45th Mayor of Townsville
- In office 15 March 2008 – 28 April 2012
- Preceded by: Tony Mooney
- Succeeded by: Jenny Hill

Personal details
- Party: Team Tyrell
- Other political affiliations: Liberal (until 2008) Liberal National (since 2008)
- Spouse: Pat Tyrell
- Children: 7

= Les Tyrell =

Australian local government politician

Les Tyrell is an Australian local government politician. He was the Mayor of the City of Townsville from 2008 until his retirement in 2012. He previously served as Mayor of the City of Thuringowa from 1991 until it became part of the City of Townsville in March 2008. He became mayor of the new larger City of Townsville after an upset victory over Tony Mooney, who had been Mayor of Townsville for twenty years until the amalgamation.

==Personal==

Tyrell is married and has seven children (six sons and one daughter). Before moving to Thuringowa, he had lived in Wangan, Tully, Ingham, Innisfail and Cairns.

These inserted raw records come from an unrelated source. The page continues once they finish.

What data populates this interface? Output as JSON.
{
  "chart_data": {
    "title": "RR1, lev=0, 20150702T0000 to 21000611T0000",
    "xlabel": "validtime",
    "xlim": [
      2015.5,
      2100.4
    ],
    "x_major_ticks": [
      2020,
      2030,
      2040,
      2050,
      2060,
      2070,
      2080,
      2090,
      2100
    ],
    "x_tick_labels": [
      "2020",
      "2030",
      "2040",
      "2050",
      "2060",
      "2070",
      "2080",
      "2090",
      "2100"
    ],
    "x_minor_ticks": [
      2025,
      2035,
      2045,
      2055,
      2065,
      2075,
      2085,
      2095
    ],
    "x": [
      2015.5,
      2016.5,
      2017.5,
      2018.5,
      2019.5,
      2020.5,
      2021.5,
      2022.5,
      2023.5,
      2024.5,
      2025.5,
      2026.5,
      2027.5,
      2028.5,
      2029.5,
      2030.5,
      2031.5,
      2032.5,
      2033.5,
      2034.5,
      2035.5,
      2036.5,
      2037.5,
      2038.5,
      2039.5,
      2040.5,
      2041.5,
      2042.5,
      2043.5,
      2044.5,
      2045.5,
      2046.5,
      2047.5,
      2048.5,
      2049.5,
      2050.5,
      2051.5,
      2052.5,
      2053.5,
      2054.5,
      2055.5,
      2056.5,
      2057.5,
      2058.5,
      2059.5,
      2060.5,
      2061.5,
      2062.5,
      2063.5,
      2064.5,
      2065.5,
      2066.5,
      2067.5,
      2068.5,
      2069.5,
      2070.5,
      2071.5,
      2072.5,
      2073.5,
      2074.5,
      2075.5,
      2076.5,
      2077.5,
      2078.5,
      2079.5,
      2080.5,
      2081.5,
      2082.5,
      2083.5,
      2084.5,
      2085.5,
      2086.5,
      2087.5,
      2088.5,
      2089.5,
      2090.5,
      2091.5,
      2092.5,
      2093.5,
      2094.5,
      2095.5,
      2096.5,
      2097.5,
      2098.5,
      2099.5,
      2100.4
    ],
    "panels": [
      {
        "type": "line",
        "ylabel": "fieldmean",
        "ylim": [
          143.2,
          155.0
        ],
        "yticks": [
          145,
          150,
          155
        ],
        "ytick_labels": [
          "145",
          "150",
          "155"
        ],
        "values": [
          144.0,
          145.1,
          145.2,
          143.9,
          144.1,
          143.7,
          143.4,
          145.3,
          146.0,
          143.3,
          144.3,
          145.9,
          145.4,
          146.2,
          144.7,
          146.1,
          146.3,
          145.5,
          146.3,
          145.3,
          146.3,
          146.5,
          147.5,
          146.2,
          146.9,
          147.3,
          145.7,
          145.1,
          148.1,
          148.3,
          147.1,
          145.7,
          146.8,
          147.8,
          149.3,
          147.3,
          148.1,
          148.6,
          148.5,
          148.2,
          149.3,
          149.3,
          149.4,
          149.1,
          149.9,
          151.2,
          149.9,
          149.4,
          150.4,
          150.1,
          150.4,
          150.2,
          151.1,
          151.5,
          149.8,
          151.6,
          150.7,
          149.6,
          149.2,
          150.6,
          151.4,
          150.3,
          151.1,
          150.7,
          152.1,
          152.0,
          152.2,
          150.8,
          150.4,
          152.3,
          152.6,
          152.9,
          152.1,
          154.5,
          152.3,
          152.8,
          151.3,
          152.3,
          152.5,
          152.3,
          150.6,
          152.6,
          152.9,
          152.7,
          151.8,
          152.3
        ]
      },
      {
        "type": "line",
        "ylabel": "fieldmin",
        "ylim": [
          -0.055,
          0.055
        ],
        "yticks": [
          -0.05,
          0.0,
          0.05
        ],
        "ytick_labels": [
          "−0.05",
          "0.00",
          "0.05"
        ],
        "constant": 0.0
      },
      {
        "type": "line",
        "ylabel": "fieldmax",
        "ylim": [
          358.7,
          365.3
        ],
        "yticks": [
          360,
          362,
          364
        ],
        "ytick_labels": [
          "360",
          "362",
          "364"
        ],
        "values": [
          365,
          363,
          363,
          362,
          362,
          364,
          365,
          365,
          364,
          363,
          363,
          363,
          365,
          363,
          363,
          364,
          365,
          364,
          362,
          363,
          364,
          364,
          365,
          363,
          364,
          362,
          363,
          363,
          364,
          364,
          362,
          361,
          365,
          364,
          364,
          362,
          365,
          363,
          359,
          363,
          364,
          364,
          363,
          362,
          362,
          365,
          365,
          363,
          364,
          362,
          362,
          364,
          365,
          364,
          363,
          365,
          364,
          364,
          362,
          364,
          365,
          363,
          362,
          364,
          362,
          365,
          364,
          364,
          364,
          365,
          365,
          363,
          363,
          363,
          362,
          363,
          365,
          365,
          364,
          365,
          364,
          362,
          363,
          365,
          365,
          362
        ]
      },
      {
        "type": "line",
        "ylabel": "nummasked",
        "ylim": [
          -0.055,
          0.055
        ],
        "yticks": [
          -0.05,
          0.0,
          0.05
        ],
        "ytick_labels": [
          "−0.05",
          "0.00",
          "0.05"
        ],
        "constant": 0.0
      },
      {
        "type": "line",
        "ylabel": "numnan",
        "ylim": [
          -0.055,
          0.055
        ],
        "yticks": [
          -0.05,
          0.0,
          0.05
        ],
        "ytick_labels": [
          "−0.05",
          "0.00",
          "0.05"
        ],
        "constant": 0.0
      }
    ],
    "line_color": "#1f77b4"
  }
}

Before entering into local government, Les Tyrell was a self-employed Financial Services consultant where he dealt in investment, insurance and finance. He also has years of experience in management and sales from when he worked in the hardware and timber industries.

==Political career==

Tyrell was first elected to the Thuringowa Shire in 1979. In 1986 the shire was proclaimed a city and in 1991 he became mayor of the City of Thuringowa when he defeated Dan Gleeson. In the 2008 election following the amalgamation of the two cities, he became Mayor of the City of Townsville after he defeated Tony Mooney.
Tyrell also ran as an unsuccessful Liberal candidate for the seat of Townsville in the Legislative Assembly of Queensland, at the 1983 election.